By Shaheen Abdulla

May 6 marked the final day of Rohingya human rights defender Mohammad Arfat’s arbitrary detention in Indian jails. After more than four years behind bars, he was taken to the Bangladesh border and deported under the cover of darkness along with two other Bangladeshi migrants.

“Don’t come back. We will shoot you directly,” warned an Indian official escorting him from the Matia detention facility in Assam, now renamed the ‘transit camp’. Arfat was blindfolded during the journey.

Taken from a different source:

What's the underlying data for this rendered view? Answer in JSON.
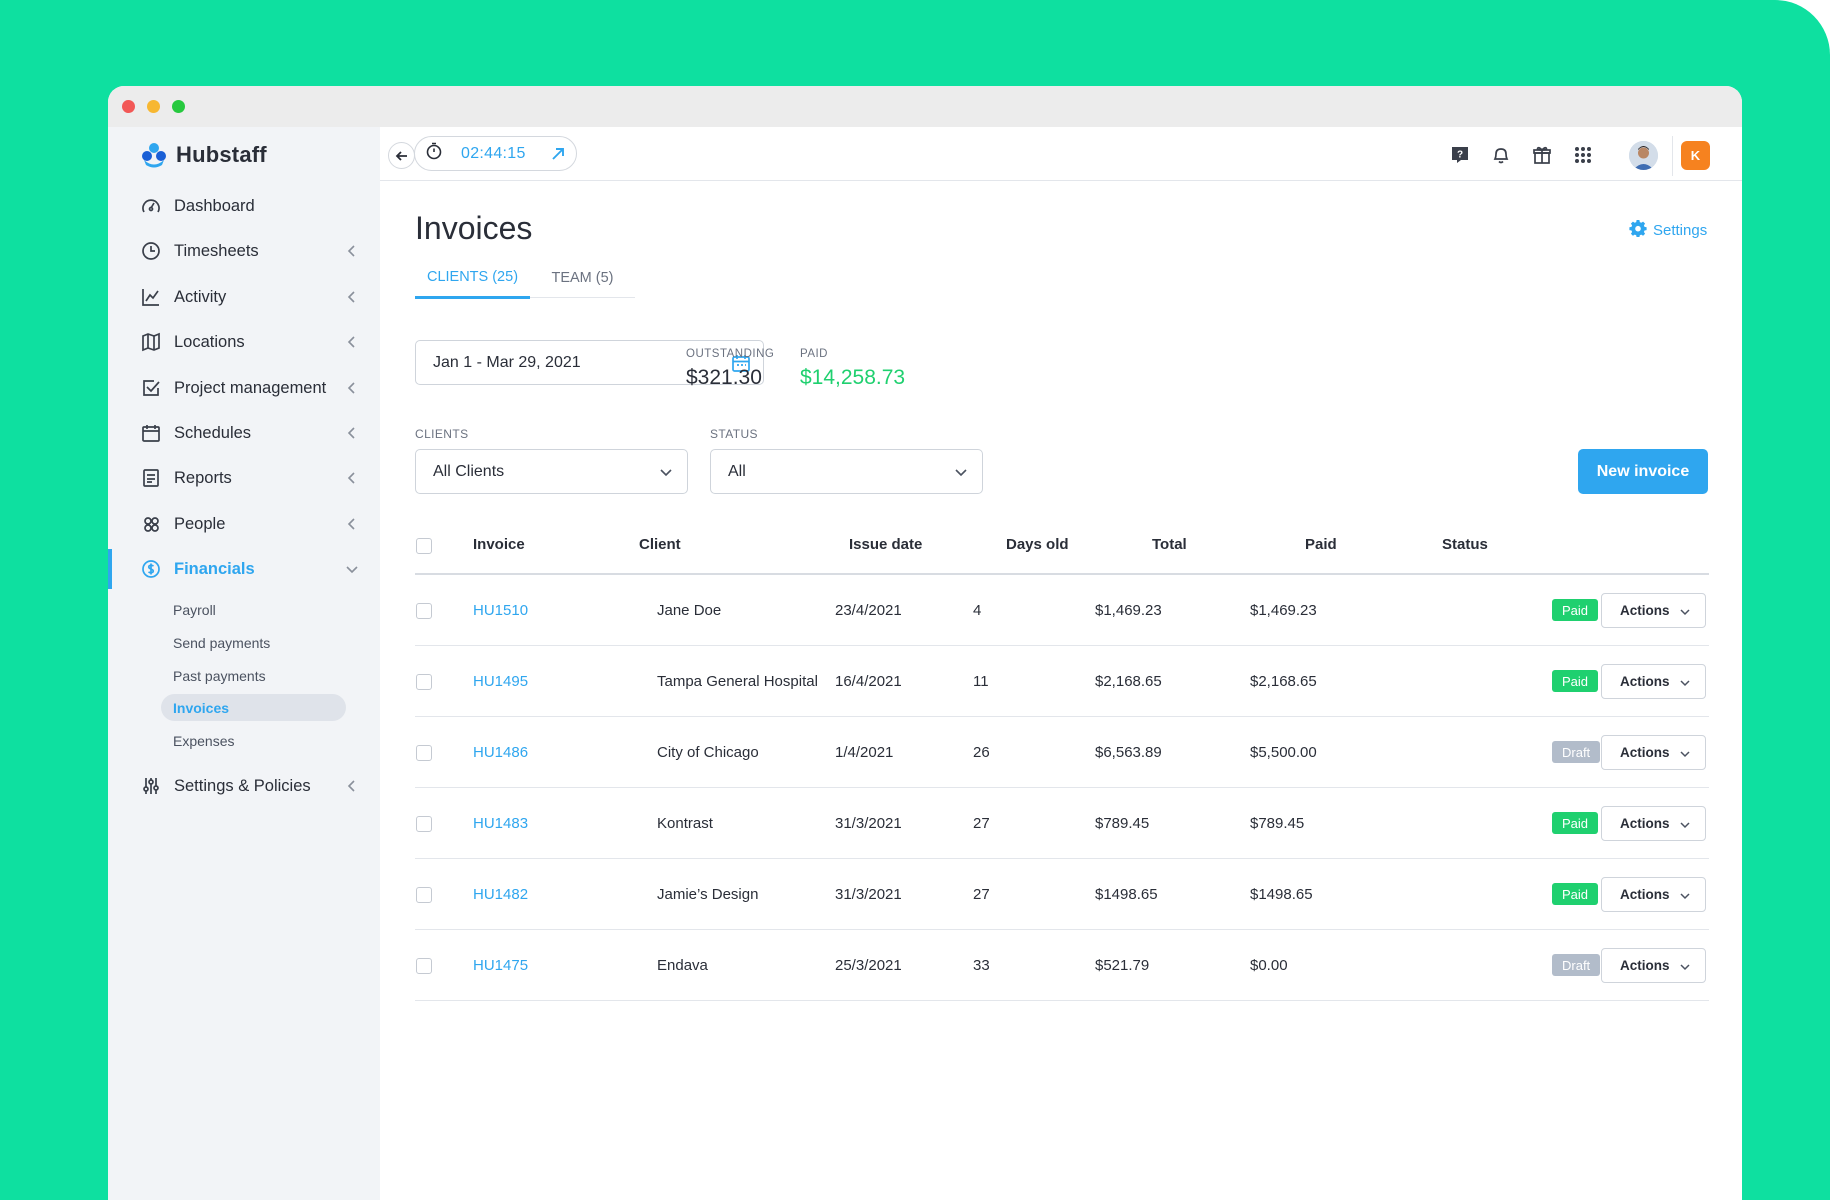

He then spent ten days in a Bangladeshi jail while authorities decided what to do with him. As uncertainty mounted, he was overwhelmed by painful memories from his past.

“I felt like taking my life,” Arfat told Maktoob from an undisclosed location in Bangladesh, where his prior activism had attracted death threats.

“I am tired of being persecuted.”

India’s forced deportation of Arfat, with no due process, came nearly two months after the UN Human Rights Council Working Group on Arbitrary Detention urged the Indian government to end Arfat’s detention. The UN recommended his immediate and unconditional release and asked India to coordinate with the UNHCR to grant him protection, including possible resettlement in a third country.

The Working Group also expressed grave concern that Arfat was experiencing suicidal thoughts after years of detention and required urgent medical care.

Since early May, India has expelled nearly 600 undocumented individuals it deems “illegal migrants”. Most were deported at land borders with Bangladesh, but 40 Rohingyas holding UNHCR cards were allegedly pushed into the Andaman Sea near the Myanmar border.